На самом же деле баня и так вся содрогалась от пара, и если бы она была на колёсах, то непременно поехала бы, как паровоз.

Яков, поддев в большой ковш воды, остерегаясь ожога, энергично плеснул воду на раскалённые камни-голыши на каменке, опасливо отскочил в сторону. Из хайла каменки диким зверем бросился белёсый пар, заполняя углы бани, обдавая оголённые тела парильщиков.

– Вот это другое дело! – блаженно пробурчал Осип, нахлыстывая свое тело зелёным, пахучим, берёзовым веником, предварительно ошпаренным горячим кипятком. Первым с полка соскочил Семион, за ним вскорости спрыгнул и Яков, а Осип, продолжая хлыстать себя веником и мыча от удовольствия из замаскированного паром угла полки, победоносно давясь сухим паром, прошамкал:

– Вы что отсюда повскакали? Ай, сбердили ? А мне хоть бы што!

Победил в споре Осип. Яков с Семионом, пополоскавшись в воде, вскоре вышли в предбанник, там оделись и разошлись по домам, а Осип, попарившись на просторе вволю, блаженно помылся в двух водах, смыв с себя грязь и пот, тело его делалось таким, каким бывает рак, когда его вытащат из кипятка. Здоров и силен Осип с молодости.
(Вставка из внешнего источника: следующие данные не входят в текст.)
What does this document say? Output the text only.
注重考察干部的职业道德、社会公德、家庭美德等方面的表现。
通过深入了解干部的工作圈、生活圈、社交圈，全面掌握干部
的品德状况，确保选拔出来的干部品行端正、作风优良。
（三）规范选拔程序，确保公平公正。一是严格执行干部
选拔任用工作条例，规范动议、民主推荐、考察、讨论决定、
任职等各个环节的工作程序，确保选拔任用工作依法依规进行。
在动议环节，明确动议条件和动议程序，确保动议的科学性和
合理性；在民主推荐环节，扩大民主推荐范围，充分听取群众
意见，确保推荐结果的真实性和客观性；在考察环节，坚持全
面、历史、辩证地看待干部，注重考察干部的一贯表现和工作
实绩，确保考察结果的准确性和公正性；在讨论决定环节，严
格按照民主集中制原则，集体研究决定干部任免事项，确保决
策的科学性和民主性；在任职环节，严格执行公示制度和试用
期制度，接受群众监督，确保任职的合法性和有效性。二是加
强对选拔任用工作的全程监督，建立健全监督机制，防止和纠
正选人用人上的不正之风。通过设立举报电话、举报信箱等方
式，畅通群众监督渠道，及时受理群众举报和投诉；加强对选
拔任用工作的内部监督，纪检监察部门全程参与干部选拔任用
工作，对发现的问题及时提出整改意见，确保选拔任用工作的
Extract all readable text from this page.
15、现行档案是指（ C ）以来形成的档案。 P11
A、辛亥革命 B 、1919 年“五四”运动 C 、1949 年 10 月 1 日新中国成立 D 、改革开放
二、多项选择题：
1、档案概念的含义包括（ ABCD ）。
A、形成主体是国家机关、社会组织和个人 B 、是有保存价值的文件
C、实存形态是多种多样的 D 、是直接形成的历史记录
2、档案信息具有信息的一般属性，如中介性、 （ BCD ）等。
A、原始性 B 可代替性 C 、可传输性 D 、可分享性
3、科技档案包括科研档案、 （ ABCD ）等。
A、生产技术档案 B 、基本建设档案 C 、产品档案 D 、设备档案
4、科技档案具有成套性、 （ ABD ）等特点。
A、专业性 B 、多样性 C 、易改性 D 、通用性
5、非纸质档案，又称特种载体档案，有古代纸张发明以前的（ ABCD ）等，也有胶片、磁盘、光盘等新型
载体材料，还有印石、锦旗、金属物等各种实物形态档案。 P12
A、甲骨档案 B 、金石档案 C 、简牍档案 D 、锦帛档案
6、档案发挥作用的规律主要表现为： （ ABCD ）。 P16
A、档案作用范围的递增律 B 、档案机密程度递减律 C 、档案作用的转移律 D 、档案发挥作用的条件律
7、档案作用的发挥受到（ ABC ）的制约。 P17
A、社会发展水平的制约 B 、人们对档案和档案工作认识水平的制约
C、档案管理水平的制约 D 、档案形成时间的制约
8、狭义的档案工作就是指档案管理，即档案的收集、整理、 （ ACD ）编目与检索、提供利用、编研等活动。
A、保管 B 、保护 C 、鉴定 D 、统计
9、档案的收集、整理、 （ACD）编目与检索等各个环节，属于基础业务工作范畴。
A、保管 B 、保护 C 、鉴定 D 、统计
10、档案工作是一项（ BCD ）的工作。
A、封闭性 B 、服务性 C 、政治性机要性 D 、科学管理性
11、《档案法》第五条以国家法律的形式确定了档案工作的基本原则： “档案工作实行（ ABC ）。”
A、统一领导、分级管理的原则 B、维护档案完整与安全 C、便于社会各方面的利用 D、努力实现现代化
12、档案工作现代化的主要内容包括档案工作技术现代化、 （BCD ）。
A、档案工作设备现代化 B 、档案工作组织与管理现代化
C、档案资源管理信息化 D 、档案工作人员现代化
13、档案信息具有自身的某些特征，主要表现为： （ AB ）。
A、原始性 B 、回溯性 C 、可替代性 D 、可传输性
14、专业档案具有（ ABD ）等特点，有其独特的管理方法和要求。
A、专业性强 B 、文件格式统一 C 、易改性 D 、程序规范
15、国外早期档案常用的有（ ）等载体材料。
Или в отца он выдался, или сам по себе налился силой, или паром он выгоняет из себя всякую немощь, только в селе он славится как обладатель непомерной силы. Драться с ним лучше не связывайся, сграбастает и забросит в сугроб, а там барахтайся в снегу.

То ли от пара, то ли от недоглядки Якова, только случилась беда. Не успела из бани, помывшись, прийти домой Фектинья, как на улице тревожно забегали, закричали «Горит!». Отдыхавший на кутнике Яков торопливо выскочил из избы, взглянул, а его баня вся объята пламенем. Бабы торопливо таскали воду ведрами с озера, благо прорубь оказалась поблизости, мужики, вооружившись топорами и баграми, растаскивали баню по бревнышку в сторону, гася их снегом. Растерявшийся от неожиданности Яков не нашёл больше ничего сказать, как крикнуть мужикам:

– Да погодите растаскивать баню-то! Бревна надо переметить.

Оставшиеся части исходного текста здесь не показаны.